Un mystère régnait sur le couteau dans le sac à main de ma grandmère. Peu bavarde, elle marmonnait dans son dialecte tessinois en l’extirpant à de nombreuses occasions. Je la voyais se pencher sur les plantes des jardins publics et en tailler des bouts. Mon esprit d’enfant sentait qu’il y avait là un peu de vol, mais toute question était effacée par son regard triomphant. Il fallait courir dans un bar, demander les toilettes et emballer
la plante coupée dans du papier mouillé.
Comme les gestes vus et revus mettent ensemble les pièces du puzzle, en bouturant mon premier hortensia
(la plante préférée de ma grand-mère) je me suis émue en sentant la même victoire. Le bouturage, ou clonage végétal, est un grand moment de création. Les jardiniers, voyant que les plantes avaient le don de se multiplier sans pollinisation mais par simple multiplication, ont approfondi ces techniques. Le bouturage est le plus populaire de ces clonages. Le but du processus est, bien sûr, la multiplication d’une plante particulièrement
belle ou forte. En outre, faire naître une plante d’une semence est lent et très difficile. Le principe du bouturage, lui, est simple: on met en terre une tige de la plante aimée et on attend qu’elle prenne racine. Ce processus, que ma grand-mère appliquait en cachette, est cependant digne d’un chirurgien. Le matériel de coupe doit être soigneusement désinfecté et la tige sectionnée de manière précise. Il faut ensuite aider la tige amputée à repousser dans son nouveau milieu.

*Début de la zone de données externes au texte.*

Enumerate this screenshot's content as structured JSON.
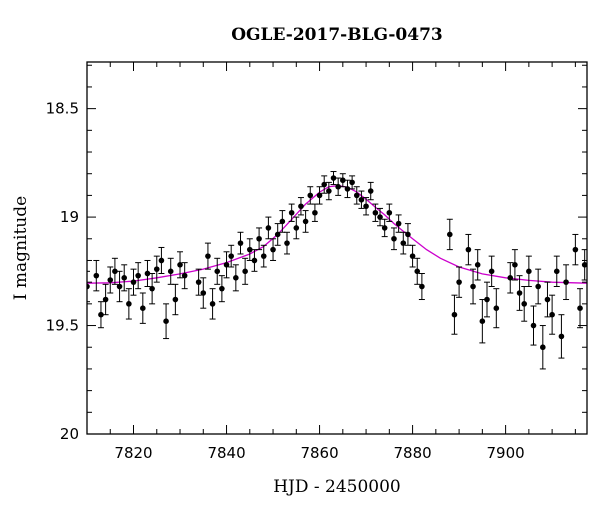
{
  "chart_data": {
    "type": "scatter",
    "title": "OGLE-2017-BLG-0473",
    "xlabel": "HJD - 2450000",
    "ylabel": "I magnitude",
    "xlim": [
      7810,
      7917.5
    ],
    "ylim": [
      20.0,
      18.285
    ],
    "y_inverted": true,
    "x_ticks": [
      7820,
      7840,
      7860,
      7880,
      7900
    ],
    "y_ticks": [
      18.5,
      19,
      19.5,
      20
    ],
    "y_tick_labels": [
      "18.5",
      "19",
      "19.5",
      "20"
    ],
    "grid": false,
    "colors": {
      "points": "#000000",
      "model": "#cc00cc"
    },
    "model": {
      "name": "",
      "x": [
        7810,
        7815,
        7820,
        7825,
        7830,
        7835,
        7840,
        7845,
        7848,
        7851,
        7854,
        7857,
        7860,
        7862,
        7864,
        7866,
        7868,
        7870,
        7872,
        7874,
        7876,
        7878,
        7880,
        7883,
        7886,
        7890,
        7895,
        7900,
        7905,
        7910,
        7917.5
      ],
      "y": [
        19.305,
        19.303,
        19.295,
        19.28,
        19.262,
        19.24,
        19.21,
        19.17,
        19.135,
        19.08,
        19.01,
        18.94,
        18.885,
        18.86,
        18.855,
        18.862,
        18.885,
        18.918,
        18.955,
        18.99,
        19.03,
        19.065,
        19.1,
        19.15,
        19.19,
        19.23,
        19.262,
        19.28,
        19.292,
        19.3,
        19.305
      ]
    },
    "series": [
      {
        "name": "",
        "x": [
          7810,
          7812,
          7813,
          7814,
          7815,
          7816,
          7817,
          7818,
          7819,
          7820,
          7821,
          7822,
          7823,
          7824,
          7825,
          7826,
          7827,
          7828,
          7829,
          7830,
          7831,
          7834,
          7835,
          7836,
          7837,
          7838,
          7839,
          7840,
          7841,
          7842,
          7843,
          7844,
          7845,
          7846,
          7847,
          7848,
          7849,
          7850,
          7851,
          7852,
          7853,
          7854,
          7855,
          7856,
          7857,
          7858,
          7859,
          7860,
          7861,
          7862,
          7863,
          7864,
          7865,
          7866,
          7867,
          7868,
          7869,
          7870,
          7871,
          7872,
          7873,
          7874,
          7875,
          7876,
          7877,
          7878,
          7879,
          7880,
          7881,
          7882,
          7888,
          7889,
          7890,
          7892,
          7893,
          7894,
          7895,
          7896,
          7897,
          7898,
          7901,
          7902,
          7903,
          7904,
          7905,
          7906,
          7907,
          7908,
          7909,
          7910,
          7911,
          7912,
          7913,
          7915,
          7916,
          7917
        ],
        "y": [
          19.32,
          19.27,
          19.45,
          19.38,
          19.29,
          19.25,
          19.32,
          19.28,
          19.4,
          19.3,
          19.27,
          19.42,
          19.26,
          19.33,
          19.24,
          19.2,
          19.48,
          19.25,
          19.38,
          19.22,
          19.27,
          19.3,
          19.35,
          19.18,
          19.4,
          19.25,
          19.33,
          19.22,
          19.18,
          19.28,
          19.12,
          19.25,
          19.15,
          19.2,
          19.1,
          19.18,
          19.05,
          19.15,
          19.08,
          19.02,
          19.12,
          18.98,
          19.05,
          18.95,
          19.02,
          18.9,
          18.98,
          18.9,
          18.85,
          18.88,
          18.82,
          18.86,
          18.83,
          18.87,
          18.84,
          18.9,
          18.92,
          18.95,
          18.88,
          18.98,
          19.0,
          19.05,
          18.98,
          19.1,
          19.03,
          19.12,
          19.08,
          19.18,
          19.25,
          19.32,
          19.08,
          19.45,
          19.3,
          19.15,
          19.32,
          19.22,
          19.48,
          19.38,
          19.25,
          19.42,
          19.28,
          19.22,
          19.35,
          19.4,
          19.25,
          19.5,
          19.32,
          19.6,
          19.38,
          19.45,
          19.25,
          19.55,
          19.3,
          19.15,
          19.42,
          19.22
        ],
        "yerr": [
          0.07,
          0.07,
          0.06,
          0.07,
          0.06,
          0.06,
          0.07,
          0.06,
          0.07,
          0.06,
          0.06,
          0.07,
          0.06,
          0.07,
          0.06,
          0.06,
          0.08,
          0.06,
          0.07,
          0.06,
          0.06,
          0.06,
          0.07,
          0.06,
          0.07,
          0.06,
          0.06,
          0.06,
          0.05,
          0.06,
          0.05,
          0.06,
          0.05,
          0.05,
          0.05,
          0.05,
          0.05,
          0.05,
          0.05,
          0.05,
          0.05,
          0.04,
          0.05,
          0.04,
          0.05,
          0.04,
          0.04,
          0.04,
          0.04,
          0.04,
          0.03,
          0.04,
          0.03,
          0.04,
          0.03,
          0.04,
          0.04,
          0.04,
          0.04,
          0.04,
          0.04,
          0.04,
          0.04,
          0.05,
          0.04,
          0.05,
          0.05,
          0.05,
          0.06,
          0.06,
          0.07,
          0.09,
          0.07,
          0.07,
          0.08,
          0.07,
          0.1,
          0.08,
          0.07,
          0.09,
          0.07,
          0.07,
          0.08,
          0.08,
          0.07,
          0.09,
          0.08,
          0.1,
          0.08,
          0.09,
          0.07,
          0.1,
          0.08,
          0.07,
          0.09,
          0.07
        ]
      }
    ]
  }
}
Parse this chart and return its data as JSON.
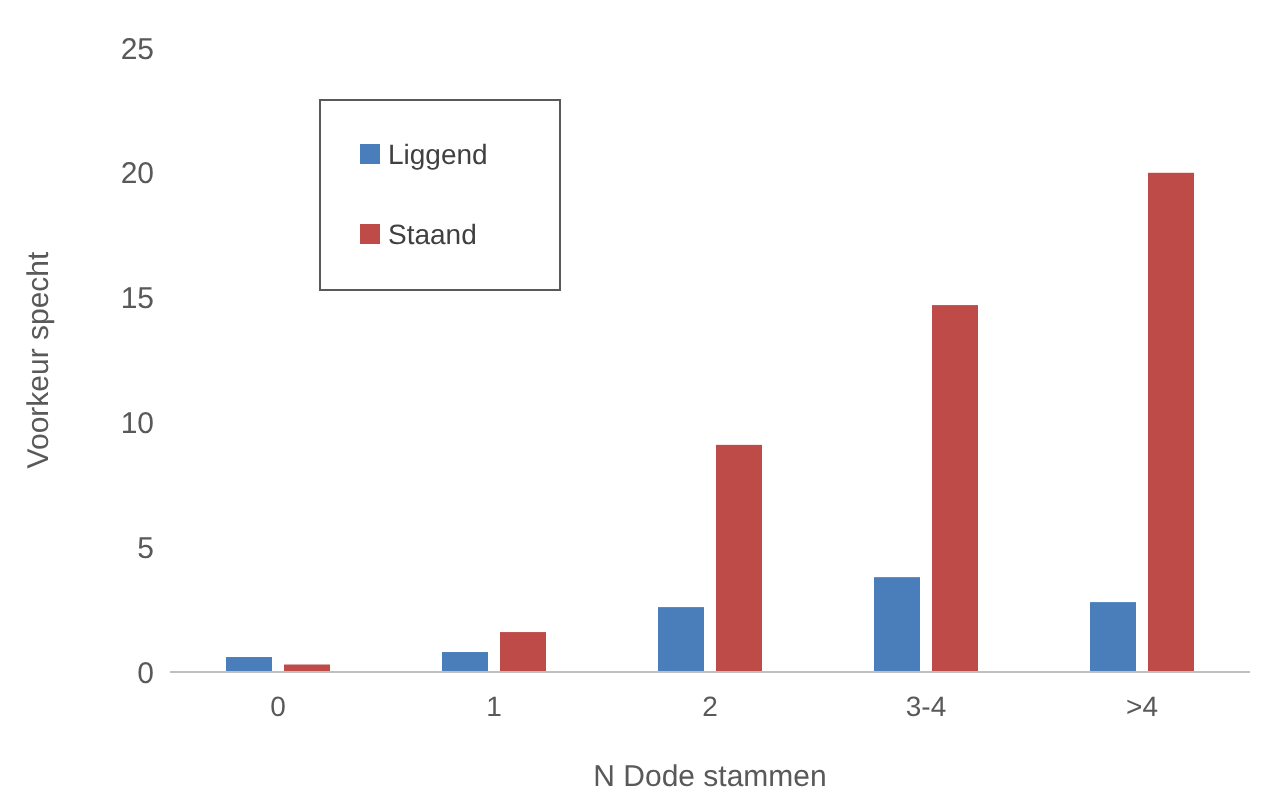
{
  "chart_data": {
    "type": "bar",
    "xlabel": "N Dode stammen",
    "ylabel": "Voorkeur specht",
    "categories": [
      "0",
      "1",
      "2",
      "3-4",
      ">4"
    ],
    "series": [
      {
        "name": "Liggend",
        "color": "#4a7ebb",
        "values": [
          0.6,
          0.8,
          2.6,
          3.8,
          2.8
        ]
      },
      {
        "name": "Staand",
        "color": "#be4b48",
        "values": [
          0.3,
          1.6,
          9.1,
          14.7,
          20.0
        ]
      }
    ],
    "ylim": [
      0,
      25
    ],
    "yticks": [
      0,
      5,
      10,
      15,
      20,
      25
    ],
    "grid": false,
    "legend": "top left"
  }
}
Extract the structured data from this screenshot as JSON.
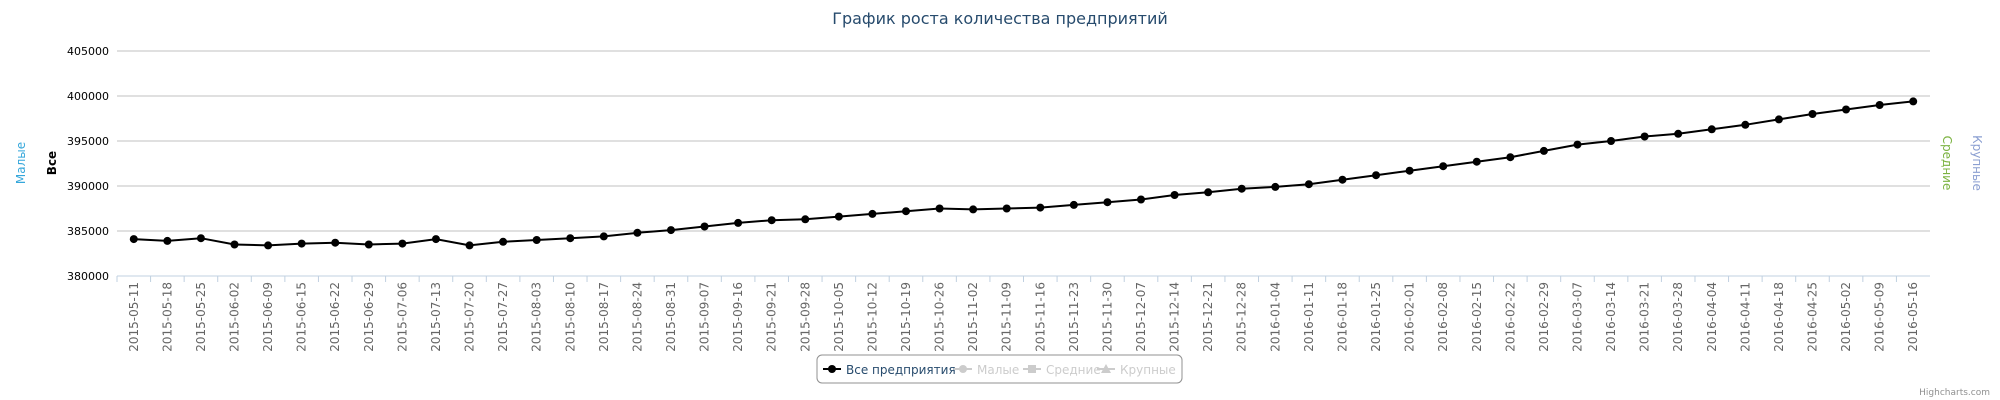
{
  "chart_data": {
    "type": "line",
    "title": "График роста количества предприятий",
    "categories": [
      "2015-05-11",
      "2015-05-18",
      "2015-05-25",
      "2015-06-02",
      "2015-06-09",
      "2015-06-15",
      "2015-06-22",
      "2015-06-29",
      "2015-07-06",
      "2015-07-13",
      "2015-07-20",
      "2015-07-27",
      "2015-08-03",
      "2015-08-10",
      "2015-08-17",
      "2015-08-24",
      "2015-08-31",
      "2015-09-07",
      "2015-09-16",
      "2015-09-21",
      "2015-09-28",
      "2015-10-05",
      "2015-10-12",
      "2015-10-19",
      "2015-10-26",
      "2015-11-02",
      "2015-11-09",
      "2015-11-16",
      "2015-11-23",
      "2015-11-30",
      "2015-12-07",
      "2015-12-14",
      "2015-12-21",
      "2015-12-28",
      "2016-01-04",
      "2016-01-11",
      "2016-01-18",
      "2016-01-25",
      "2016-02-01",
      "2016-02-08",
      "2016-02-15",
      "2016-02-22",
      "2016-02-29",
      "2016-03-07",
      "2016-03-14",
      "2016-03-21",
      "2016-03-28",
      "2016-04-04",
      "2016-04-11",
      "2016-04-18",
      "2016-04-25",
      "2016-05-02",
      "2016-05-09",
      "2016-05-16"
    ],
    "series": [
      {
        "name": "Все предприятия",
        "color": "#000000",
        "visible": true,
        "values": [
          384100,
          383900,
          384200,
          383500,
          383400,
          383600,
          383700,
          383500,
          383600,
          384100,
          383400,
          383800,
          384000,
          384200,
          384400,
          384800,
          385100,
          385500,
          385900,
          386200,
          386300,
          386600,
          386900,
          387200,
          387500,
          387400,
          387500,
          387600,
          387900,
          388200,
          388500,
          389000,
          389300,
          389700,
          389900,
          390200,
          390700,
          391200,
          391700,
          392200,
          392700,
          393200,
          393900,
          394600,
          395000,
          395500,
          395800,
          396300,
          396800,
          397400,
          398000,
          398500,
          399000,
          399400
        ]
      },
      {
        "name": "Малые",
        "color": "#35a7db",
        "visible": false
      },
      {
        "name": "Средние",
        "color": "#7cb342",
        "visible": false
      },
      {
        "name": "Крупные",
        "color": "#8b9fd1",
        "visible": false
      }
    ],
    "axis_titles": [
      {
        "text": "Малые",
        "color": "#35a7db"
      },
      {
        "text": "Все",
        "color": "#000000"
      },
      {
        "text": "Средние",
        "color": "#7cb342"
      },
      {
        "text": "Крупные",
        "color": "#8b9fd1"
      }
    ],
    "ylim": [
      380000,
      405000
    ],
    "yticks": [
      380000,
      385000,
      390000,
      395000,
      400000,
      405000
    ],
    "grid": true,
    "credits": "Highcharts.com"
  }
}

Comme la blessure qui ne peut être soignée qu’avec le désinfectant
approprié, les jardiniers appliquent sur la blessure une hormone de croissance. Nous avons vu, il y a deux
semaines, que le jus provenant de la macération du saule peut faire l’affaire. On met ensuite le morceau blessé
et soigné dans le milieu approprié à la repousse. Le bandage laisse l’air circuler en tenant le membre blessé
bien en place; de même, le terreau de la bouture doit être humide, solide mais bien friable pour favoriser les
nouvelles racines. On conseille souvent un mélange de terre de jardin et de sable. Enfin, il faut mettre le patient en isolement dans une chambre qui favorise la reprise: un sac plastique ou une bouteille sectionnée et retournée sur le pot de fleur fera l’affaire. La durée du processus dépend du patient;
un hortensia pourra être bouturé en quelques semaines.
Alors que nous emmenions ma grand-mère en visite aux Etats-Unis, le détecteu de métaux de la Maison-Blanche sonna et elle subit une fouille approfondie. La police trouva le petit couteau dans son sac et le confisqua sous nos regards consternés. Jusqu’à sa mort, elle ne cessa de grommeler qu’on lui avait volé un bien précieux.